21 jan 2021
HvJ EU: UCMR – ADA tegen vereniging
HvJ EU 21 januari 2021, IEF 19825, IEFbe 3195; ECLI:EU:C:2021:50 (UCMR – ADA tegen vereniging) Het verzoek om een prejudiciële beslissing is ingediend in het kader van een geding tussen UCMR – ADA, een organisatie voor auteursrechten van componisten en culturele vereniging „Suflet de Român” (Ziel van Roemenië), thans in liquidatie, over de toepassing van de belasting over de toegevoegde waarde (btw) op een betaling van door de vereniging aan UCMR‑ADA verschuldigde royalty’s uit hoofde van de mededeling aan het publiek van muziekwerken in het kader van een door de vereniging georganiseerd optreden.

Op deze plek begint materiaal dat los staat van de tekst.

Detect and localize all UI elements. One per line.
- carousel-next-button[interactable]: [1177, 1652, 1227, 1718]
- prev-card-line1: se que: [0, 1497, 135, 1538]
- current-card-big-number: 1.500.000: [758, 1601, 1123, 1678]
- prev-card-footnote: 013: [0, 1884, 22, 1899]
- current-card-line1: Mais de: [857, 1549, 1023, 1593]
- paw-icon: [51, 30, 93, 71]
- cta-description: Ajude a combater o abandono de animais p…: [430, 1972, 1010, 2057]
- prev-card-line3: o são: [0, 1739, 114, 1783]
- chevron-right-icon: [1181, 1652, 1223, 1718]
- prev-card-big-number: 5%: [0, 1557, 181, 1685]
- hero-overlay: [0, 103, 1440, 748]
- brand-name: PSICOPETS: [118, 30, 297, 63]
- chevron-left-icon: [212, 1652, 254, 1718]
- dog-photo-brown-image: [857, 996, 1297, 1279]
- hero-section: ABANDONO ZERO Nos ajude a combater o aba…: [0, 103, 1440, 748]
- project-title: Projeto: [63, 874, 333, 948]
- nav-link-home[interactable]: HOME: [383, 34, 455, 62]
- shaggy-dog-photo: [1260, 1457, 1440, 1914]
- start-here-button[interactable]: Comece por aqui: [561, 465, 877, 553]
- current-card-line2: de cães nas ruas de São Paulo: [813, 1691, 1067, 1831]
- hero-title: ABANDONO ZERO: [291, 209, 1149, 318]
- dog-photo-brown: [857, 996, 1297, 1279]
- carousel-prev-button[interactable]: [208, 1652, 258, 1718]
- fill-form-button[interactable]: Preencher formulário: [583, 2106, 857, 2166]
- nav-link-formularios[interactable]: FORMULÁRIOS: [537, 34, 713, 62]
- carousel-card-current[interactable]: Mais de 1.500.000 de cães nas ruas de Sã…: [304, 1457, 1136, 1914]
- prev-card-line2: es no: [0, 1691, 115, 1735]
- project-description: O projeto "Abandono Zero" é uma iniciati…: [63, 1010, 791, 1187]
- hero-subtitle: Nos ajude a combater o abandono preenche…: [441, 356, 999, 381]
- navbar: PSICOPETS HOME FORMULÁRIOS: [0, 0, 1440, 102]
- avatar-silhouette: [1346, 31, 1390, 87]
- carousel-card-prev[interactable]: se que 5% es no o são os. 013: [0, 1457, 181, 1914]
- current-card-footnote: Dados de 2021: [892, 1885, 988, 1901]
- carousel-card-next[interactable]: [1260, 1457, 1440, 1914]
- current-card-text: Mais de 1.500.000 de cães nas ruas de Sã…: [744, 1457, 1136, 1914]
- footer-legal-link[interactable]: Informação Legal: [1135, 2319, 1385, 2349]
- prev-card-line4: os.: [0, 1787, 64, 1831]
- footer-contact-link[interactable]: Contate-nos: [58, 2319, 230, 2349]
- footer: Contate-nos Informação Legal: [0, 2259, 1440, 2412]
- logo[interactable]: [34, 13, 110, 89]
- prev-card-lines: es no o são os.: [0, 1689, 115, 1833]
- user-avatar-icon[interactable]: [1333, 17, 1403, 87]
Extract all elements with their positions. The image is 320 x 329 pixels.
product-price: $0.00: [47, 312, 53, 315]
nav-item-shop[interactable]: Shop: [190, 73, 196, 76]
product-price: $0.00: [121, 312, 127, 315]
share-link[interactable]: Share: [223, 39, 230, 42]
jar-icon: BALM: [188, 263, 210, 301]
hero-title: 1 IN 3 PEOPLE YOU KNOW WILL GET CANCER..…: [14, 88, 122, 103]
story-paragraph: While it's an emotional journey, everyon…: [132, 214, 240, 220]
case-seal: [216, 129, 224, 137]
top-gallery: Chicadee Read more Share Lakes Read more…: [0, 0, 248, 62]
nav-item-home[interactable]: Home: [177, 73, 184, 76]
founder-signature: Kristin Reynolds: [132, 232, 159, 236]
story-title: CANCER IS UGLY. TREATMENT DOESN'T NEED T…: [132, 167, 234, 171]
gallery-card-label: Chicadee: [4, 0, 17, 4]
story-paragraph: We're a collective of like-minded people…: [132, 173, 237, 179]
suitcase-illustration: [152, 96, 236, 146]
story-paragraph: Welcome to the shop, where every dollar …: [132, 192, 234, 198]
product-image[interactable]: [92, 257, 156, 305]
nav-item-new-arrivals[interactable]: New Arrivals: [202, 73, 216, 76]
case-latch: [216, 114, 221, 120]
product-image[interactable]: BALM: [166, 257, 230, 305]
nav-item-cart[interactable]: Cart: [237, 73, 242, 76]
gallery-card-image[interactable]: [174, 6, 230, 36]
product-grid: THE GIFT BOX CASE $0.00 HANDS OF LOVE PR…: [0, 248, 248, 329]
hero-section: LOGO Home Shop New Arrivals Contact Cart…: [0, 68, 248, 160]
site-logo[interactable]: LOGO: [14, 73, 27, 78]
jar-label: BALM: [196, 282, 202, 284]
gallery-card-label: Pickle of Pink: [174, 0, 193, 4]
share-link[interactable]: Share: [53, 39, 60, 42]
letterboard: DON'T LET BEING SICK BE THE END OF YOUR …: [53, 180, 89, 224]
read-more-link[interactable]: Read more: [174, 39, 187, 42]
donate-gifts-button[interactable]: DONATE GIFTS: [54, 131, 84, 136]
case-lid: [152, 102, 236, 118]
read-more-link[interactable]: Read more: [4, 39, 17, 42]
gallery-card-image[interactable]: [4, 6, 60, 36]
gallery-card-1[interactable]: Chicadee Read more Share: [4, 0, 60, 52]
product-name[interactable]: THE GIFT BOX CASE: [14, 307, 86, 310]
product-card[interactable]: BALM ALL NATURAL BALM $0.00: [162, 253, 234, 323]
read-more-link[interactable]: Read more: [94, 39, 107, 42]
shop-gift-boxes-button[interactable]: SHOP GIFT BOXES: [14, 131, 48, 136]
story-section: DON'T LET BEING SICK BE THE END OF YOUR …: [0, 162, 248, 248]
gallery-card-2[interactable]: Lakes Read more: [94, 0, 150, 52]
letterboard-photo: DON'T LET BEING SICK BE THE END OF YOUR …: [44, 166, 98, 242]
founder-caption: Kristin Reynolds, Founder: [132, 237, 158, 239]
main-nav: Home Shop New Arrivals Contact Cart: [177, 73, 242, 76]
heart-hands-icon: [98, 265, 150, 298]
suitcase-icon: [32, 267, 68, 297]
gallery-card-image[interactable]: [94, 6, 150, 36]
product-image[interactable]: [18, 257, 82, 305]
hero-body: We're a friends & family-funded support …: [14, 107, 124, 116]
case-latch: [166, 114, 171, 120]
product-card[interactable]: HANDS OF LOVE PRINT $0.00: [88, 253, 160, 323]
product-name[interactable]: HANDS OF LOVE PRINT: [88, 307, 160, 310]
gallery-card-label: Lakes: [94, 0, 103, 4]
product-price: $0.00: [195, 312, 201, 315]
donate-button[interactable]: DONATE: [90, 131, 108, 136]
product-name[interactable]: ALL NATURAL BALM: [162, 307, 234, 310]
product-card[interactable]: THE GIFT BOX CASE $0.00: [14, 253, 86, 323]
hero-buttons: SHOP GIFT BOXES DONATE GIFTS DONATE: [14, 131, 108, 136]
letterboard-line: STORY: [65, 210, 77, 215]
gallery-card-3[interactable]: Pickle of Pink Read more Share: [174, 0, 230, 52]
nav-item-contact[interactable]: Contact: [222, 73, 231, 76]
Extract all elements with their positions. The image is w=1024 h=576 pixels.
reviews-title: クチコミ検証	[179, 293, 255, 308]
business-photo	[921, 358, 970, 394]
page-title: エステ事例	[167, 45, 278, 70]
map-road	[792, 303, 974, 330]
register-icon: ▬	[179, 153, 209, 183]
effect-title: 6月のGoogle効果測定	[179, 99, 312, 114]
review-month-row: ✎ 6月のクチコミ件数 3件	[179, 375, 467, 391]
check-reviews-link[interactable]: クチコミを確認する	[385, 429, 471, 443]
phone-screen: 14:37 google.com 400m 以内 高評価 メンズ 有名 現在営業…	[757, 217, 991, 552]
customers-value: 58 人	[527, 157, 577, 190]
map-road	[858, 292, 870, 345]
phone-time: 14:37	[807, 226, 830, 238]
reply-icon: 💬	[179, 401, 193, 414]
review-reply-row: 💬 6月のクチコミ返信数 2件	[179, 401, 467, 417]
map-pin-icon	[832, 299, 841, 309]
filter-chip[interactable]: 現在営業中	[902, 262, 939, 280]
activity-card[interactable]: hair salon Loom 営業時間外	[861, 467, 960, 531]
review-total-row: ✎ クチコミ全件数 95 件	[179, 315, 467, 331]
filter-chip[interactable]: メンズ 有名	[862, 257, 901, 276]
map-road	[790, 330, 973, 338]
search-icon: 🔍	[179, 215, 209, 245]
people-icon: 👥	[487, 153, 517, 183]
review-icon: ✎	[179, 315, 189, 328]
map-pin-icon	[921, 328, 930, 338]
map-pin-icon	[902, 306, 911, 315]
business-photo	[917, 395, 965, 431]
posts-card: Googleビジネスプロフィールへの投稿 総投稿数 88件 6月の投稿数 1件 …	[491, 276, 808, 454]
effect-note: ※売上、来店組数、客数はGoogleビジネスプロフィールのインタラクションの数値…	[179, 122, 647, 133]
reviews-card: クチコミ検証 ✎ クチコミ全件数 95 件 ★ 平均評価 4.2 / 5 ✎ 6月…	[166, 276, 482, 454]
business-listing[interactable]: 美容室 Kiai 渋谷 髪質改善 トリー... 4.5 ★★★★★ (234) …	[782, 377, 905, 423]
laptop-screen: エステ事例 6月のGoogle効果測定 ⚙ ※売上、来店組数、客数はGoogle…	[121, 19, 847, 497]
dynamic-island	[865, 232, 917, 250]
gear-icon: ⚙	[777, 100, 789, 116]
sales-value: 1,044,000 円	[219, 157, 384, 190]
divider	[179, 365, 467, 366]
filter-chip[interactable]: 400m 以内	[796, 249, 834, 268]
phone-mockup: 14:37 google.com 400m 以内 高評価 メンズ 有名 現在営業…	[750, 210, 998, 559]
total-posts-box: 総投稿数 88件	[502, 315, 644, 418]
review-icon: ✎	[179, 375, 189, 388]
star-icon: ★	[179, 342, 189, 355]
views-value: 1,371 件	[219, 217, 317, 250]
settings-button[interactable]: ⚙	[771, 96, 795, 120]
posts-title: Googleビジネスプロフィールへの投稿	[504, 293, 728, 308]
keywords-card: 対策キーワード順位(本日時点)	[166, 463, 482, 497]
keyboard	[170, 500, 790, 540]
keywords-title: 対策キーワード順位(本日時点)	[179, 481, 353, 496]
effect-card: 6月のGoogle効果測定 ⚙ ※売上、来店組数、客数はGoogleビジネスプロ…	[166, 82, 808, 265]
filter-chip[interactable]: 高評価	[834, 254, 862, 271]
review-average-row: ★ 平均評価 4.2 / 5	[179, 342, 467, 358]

Het verzoek betreft de uitlegging van artikel 24, lid 1, artikel 25, onder a), en artikel 28 van richtlijn 2006/112/EG van de Raad van 28 november 2006 betreffende het gemeenschappelijke stelsel van belasting over de toegevoegde waarde (PB 2006, L 347, blz. 1), zoals gewijzigd bij richtlijn 2010/88/EU van de Raad van 7 december 2010 (PB 2010, L 326, blz. 1).
Beantwoording van de prejudiciële vragen:
1) Artikel 2, lid 1, onder c), van richtlijn 2006/112/EG van de Raad van 28 november 2006 betreffende het gemeenschappelijke stelsel van belasting over de toegevoegde waarde, zoals gewijzigd bij richtlijn 2010/88/EU van de Raad van 7 december 2010, moet aldus worden uitgelegd dat een houder van auteursrechten op muziekwerken een dienst onder bezwarende titel verricht ten behoeve van een organisator van optredens, die eindverbruiker is, wanneer aan die organisator via een niet-exclusieve licentie wordt toegestaan deze werken aan het publiek mee te delen tegen betaling van royalty’s die worden geïnd door een aangewezen organisatie voor collectief beheer, die op eigen naam maar voor rekening van die auteursrechthebbende handelt.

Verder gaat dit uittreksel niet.